There are no positive roots, and there are five, three, or one negative roots.

Example 21: Use Descartes' Rule of Signs to determine the possible number of solutions to the equation \(2{x^4}\;-\;{x^3} + {\rm{ }}4{x^2}\;-\;5x + {\rm{ }}3{\rm{ }} = {\rm{ }}0.\)

Solution: Let us look first at \(f(x)\):

\(f\left( x \right){\rm{ }} =  + 2{x^4}\;-\;{x^3} + {\rm{ }}4{x^2}\;-\;5x + {\rm{ }}3\)

There are four sign changes, so there are 4, 2, or 0 positive roots.
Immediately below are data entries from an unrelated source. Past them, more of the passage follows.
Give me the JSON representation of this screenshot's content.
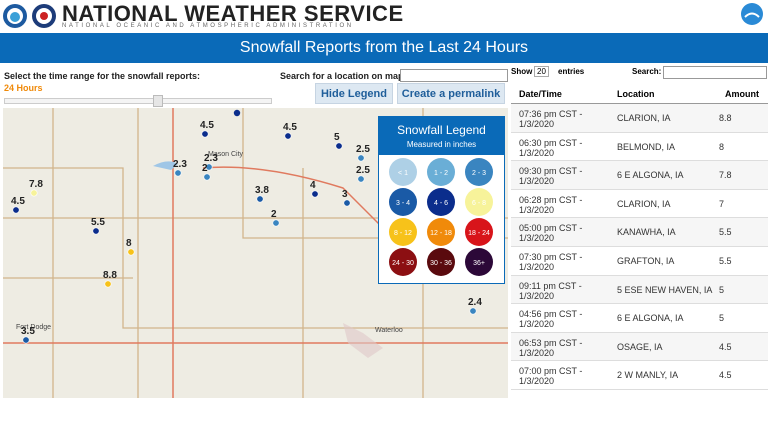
{
  "header": {
    "title": "NATIONAL WEATHER SERVICE",
    "subtitle": "NATIONAL OCEANIC AND ATMOSPHERIC ADMINISTRATION"
  },
  "banner": {
    "title": "Snowfall Reports from the Last 24 Hours"
  },
  "controls": {
    "range_label": "Select the time range for the snowfall reports:",
    "range_value": "24 Hours",
    "search_label": "Search for a location on map:",
    "hide_legend": "Hide Legend",
    "permalink": "Create a permalink"
  },
  "legend": {
    "title": "Snowfall Legend",
    "subtitle": "Measured in inches",
    "items": [
      {
        "label": "< 1",
        "color": "#aed0e6"
      },
      {
        "label": "1 - 2",
        "color": "#6aaed6"
      },
      {
        "label": "2 - 3",
        "color": "#3a85c0"
      },
      {
        "label": "3 - 4",
        "color": "#1a5aa6"
      },
      {
        "label": "4 - 6",
        "color": "#0b2d8c"
      },
      {
        "label": "6 - 8",
        "color": "#f7f39a"
      },
      {
        "label": "8 - 12",
        "color": "#f7c21a"
      },
      {
        "label": "12 - 18",
        "color": "#f08a0a"
      },
      {
        "label": "18 - 24",
        "color": "#d8141a"
      },
      {
        "label": "24 - 30",
        "color": "#8c0f12"
      },
      {
        "label": "30 - 36",
        "color": "#5a0a0e"
      },
      {
        "label": "36+",
        "color": "#2c0838"
      }
    ]
  },
  "map": {
    "places": [
      "Mason City",
      "Fort Dodge",
      "Waterloo"
    ],
    "markers": [
      {
        "label": "4.5",
        "color": "#0b2d8c"
      },
      {
        "label": "4.5",
        "color": "#0b2d8c"
      },
      {
        "label": "5",
        "color": "#0b2d8c"
      },
      {
        "label": "2.5",
        "color": "#3a85c0"
      },
      {
        "label": "2.3",
        "color": "#3a85c0"
      },
      {
        "label": "2.3",
        "color": "#3a85c0"
      },
      {
        "label": "2",
        "color": "#3a85c0"
      },
      {
        "label": "2.5",
        "color": "#3a85c0"
      },
      {
        "label": "3.8",
        "color": "#1a5aa6"
      },
      {
        "label": "4",
        "color": "#0b2d8c"
      },
      {
        "label": "3",
        "color": "#1a5aa6"
      },
      {
        "label": "7.8",
        "color": "#f7f39a"
      },
      {
        "label": "4.5",
        "color": "#0b2d8c"
      },
      {
        "label": "2",
        "color": "#3a85c0"
      },
      {
        "label": "5.5",
        "color": "#0b2d8c"
      },
      {
        "label": "8",
        "color": "#f7c21a"
      },
      {
        "label": "8.8",
        "color": "#f7c21a"
      },
      {
        "label": "2.4",
        "color": "#3a85c0"
      },
      {
        "label": "3.5",
        "color": "#1a5aa6"
      }
    ]
  },
  "table": {
    "show": "Show",
    "page_size": "20",
    "entries": "entries",
    "search": "Search:",
    "columns": [
      "Date/Time",
      "Location",
      "Amount"
    ],
    "rows": [
      [
        "07:36 pm CST - 1/3/2020",
        "CLARION, IA",
        "8.8"
      ],
      [
        "06:30 pm CST - 1/3/2020",
        "BELMOND, IA",
        "8"
      ],
      [
        "09:30 pm CST - 1/3/2020",
        "6 E ALGONA, IA",
        "7.8"
      ],
      [
        "06:28 pm CST - 1/3/2020",
        "CLARION, IA",
        "7"
      ],
      [
        "05:00 pm CST - 1/3/2020",
        "KANAWHA, IA",
        "5.5"
      ],
      [
        "07:30 pm CST - 1/3/2020",
        "GRAFTON, IA",
        "5.5"
      ],
      [
        "09:11 pm CST - 1/3/2020",
        "5 ESE NEW HAVEN, IA",
        "5"
      ],
      [
        "04:56 pm CST - 1/3/2020",
        "6 E ALGONA, IA",
        "5"
      ],
      [
        "06:53 pm CST - 1/3/2020",
        "OSAGE, IA",
        "4.5"
      ],
      [
        "07:00 pm CST - 1/3/2020",
        "2 W MANLY, IA",
        "4.5"
      ]
    ]
  }
}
Now let us look at  \(f (-x)\):

\(f\left( {-x} \right){\rm{ }} = 2{\left( {-x} \right)^4}\;-\;{\left( {-x} \right)^3} + {\rm{ }}4{\left( {-x} \right)^2}\;-\;5\left( {-x} \right){\rm{ }} + {\rm{ }}3\)

\( = {\rm{ }} + 2{x^4} + {x^3} + {\rm{ }}4{x^2} + {\rm{ }}5x + {\rm{ }}3\)

There are no sign changes, so there are no negative roots. There are four, two, or zero positive roots, and zero negative roots. 

Example 22: The harmonic mean of the roots of the equation \((5 + \sqrt 2 ){x^2} - (4 + \sqrt 5 )x + 8 + 2\sqrt 5  = 0\) is:

Solution: Harmonic mean of two numbers \(\alpha \) and \(\beta \) is \(\frac{{2\alpha \beta }}{{\alpha  + \beta }}\). From the given equation \(\alpha  + \beta \) = \(\frac{{4 + \sqrt 5 }}{{5 + \sqrt 2 }}\),

\(\alpha \beta \) = \(\frac{{8 + 2\sqrt 5 }}{{5 + \sqrt 2 }}\).

Harmonic mean = \(\frac{{2\left( {8 + 2\sqrt 5 } \right)}}{{4 + \sqrt 5 }} = 4\)

Example 23: If the roots of the quadratic equation 

\({x^2}-{\rm{ }}bx{\rm{ }} + {\rm{ }}c{\rm{ }} = {\rm{ }}0\) be two consecutive roots, then find the value of \({b^2}-{\rm{ }}4c\)

Solution: Suppose the roots are \(\alpha \) and \(\alpha  + 1\), then

\(\alpha  + \left( {\alpha  + 1} \right) = b\) and \(\alpha (\alpha  + 1) = c\)

Now \({b^2}-{\rm{ }}4c = {\rm{ }}{(2a + {\rm{ }}1)^2}-{\rm{ }}4a(a + {\rm{ }}1){\rm{ }} = {\rm{ }}1\).